Willinger, Lukas; Athwal, Kiron K.; Holthof, Sander; Imhoff, Andreas B.; Williams, Andy; Amis, Andrew A.
Abstract:
Background: Injuries of the anterior cruciate ligament (ACL), Kaplan fibers (KF), anterolateral capsule/anterolateral ligament (C/ALL), and lateral meniscus posterior root (LMPR) have been separately linked to anterolateral instability. The aim was to investigate the importance of these structures for knee stability.
Methods: In this study 10 fresh-frozen human knees were robotically tested from 0 degrees to 90 degrees of flexion. An anteroposterior force of 88N, an internal-external rotational torque of 5N/m, and a valgus-varus torque of 8 N/m were applied and the kinematics of the intact knee were recorded. Another 10 knees were tested in a kinematics rig with optical tracking to measure knee laxity after sequentially severing the structures over 0 degrees-110 degrees of flexion.

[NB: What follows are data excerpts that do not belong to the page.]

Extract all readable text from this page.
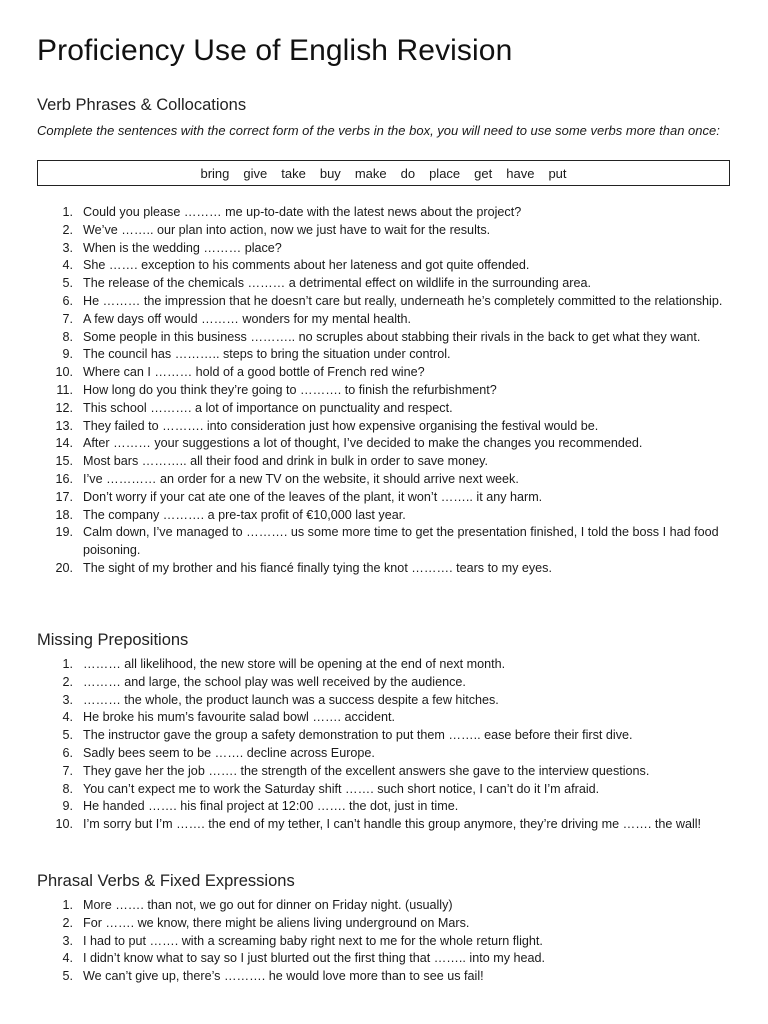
Proficiency Use of English Revision
Verb Phrases & Collocations

Complete the sentences with the correct form of the verbs in the box, you will need to use some verbs more than once:

bring give take buy make do place get have put
1. Could you please ……… me up-to-date with the latest news about the project?
2. We’ve …….. our plan into action, now we just have to wait for the results.
3. When is the wedding ……… place?
4. She ……. exception to his comments about her lateness and got quite offended.
5. The release of the chemicals ……… a detrimental effect on wildlife in the surrounding area.
6. He ……… the impression that he doesn’t care but really, underneath he’s completely committed to the relationship.
7. A few days off would ……… wonders for my mental health.
8. Some people in this business ……….. no scruples about stabbing their rivals in the back to get what they want.
9. The council has ……….. steps to bring the situation under control.
10. Where can I ……… hold of a good bottle of French red wine?
11. How long do you think they’re going to ………. to finish the refurbishment?
12. This school ………. a lot of importance on punctuality and respect.
13. They failed to ………. into consideration just how expensive organising the festival would be.
14. After ……… your suggestions a lot of thought, I’ve decided to make the changes you recommended.
15. Most bars ……….. all their food and drink in bulk in order to save money.
16. I’ve ………… an order for a new TV on the website, it should arrive next week.
17. Don’t worry if your cat ate one of the leaves of the plant, it won’t …….. it any harm.
18. The company ………. a pre-tax profit of €10,000 last year.
19. Calm down, I’ve managed to ………. us some more time to get the presentation finished, I told the boss I had food poisoning.
20. The sight of my brother and his fiancé finally tying the knot ………. tears to my eyes.
Missing Prepositions
1. ……… all likelihood, the new store will be opening at the end of next month.
2. ……… and large, the school play was well received by the audience.
3. ……… the whole, the product launch was a success despite a few hitches.
4. He broke his mum’s favourite salad bowl ……. accident.
5. The instructor gave the group a safety demonstration to put them …….. ease before their first dive.
6. Sadly bees seem to be ……. decline across Europe.
7. They gave her the job ……. the strength of the excellent answers she gave to the interview questions.
8. You can’t expect me to work the Saturday shift ……. such short notice, I can’t do it I’m afraid.
9. He handed ……. his final project at 12:00 ……. the dot, just in time.
10. I’m sorry but I’m ……. the end of my tether, I can’t handle this group anymore, they’re driving me ……. the wall!
Phrasal Verbs & Fixed Expressions
1. More ……. than not, we go out for dinner on Friday night. (usually)
2. For ……. we know, there might be aliens living underground on Mars.
3. I had to put ……. with a screaming baby right next to me for the whole return flight.
4. I didn’t know what to say so I just blurted out the first thing that …….. into my head.
5. We can’t give up, there’s ………. he would love more than to see us fail!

Results: The ACL was the primary restraint for anterior tibial translation (ATT); other structures were insignificant (< 10%). The KF and C/ALL resisted internal rotation (IR), achieving 44 +/- 23% (p< 0.01) and 14 +/- 13% (p< 0.05) at 90 degrees, respectively. The LMPR resisted valgus rotation but not IR. The ATT increased from 70 degrees to 100 degrees (p< 0.05) after ACL insufficiency (p< 0.001) and after severing the lateral structures. The pivot-shift maneuver increased anterolateral rotational instability after ACL transection from 0 degrees to 40 degrees (p< 0.05) and further after severing the lateral structures from 0 degrees to 100 degrees (p< 0.01).
Conclusion: The anterolateral complex acts as a functional unit to provide rotational stability. The ACL is the primary stabilizer for ATT. The KFs are the most important IR restraint above 30 degrees of flexion. A combined KF and C/ALL injury substantially increased anterolateral rotational instability, while an isolated injury of the KF or C/ALL did not. An LMPR insufficiency did not cause significant instability with an intact ACL.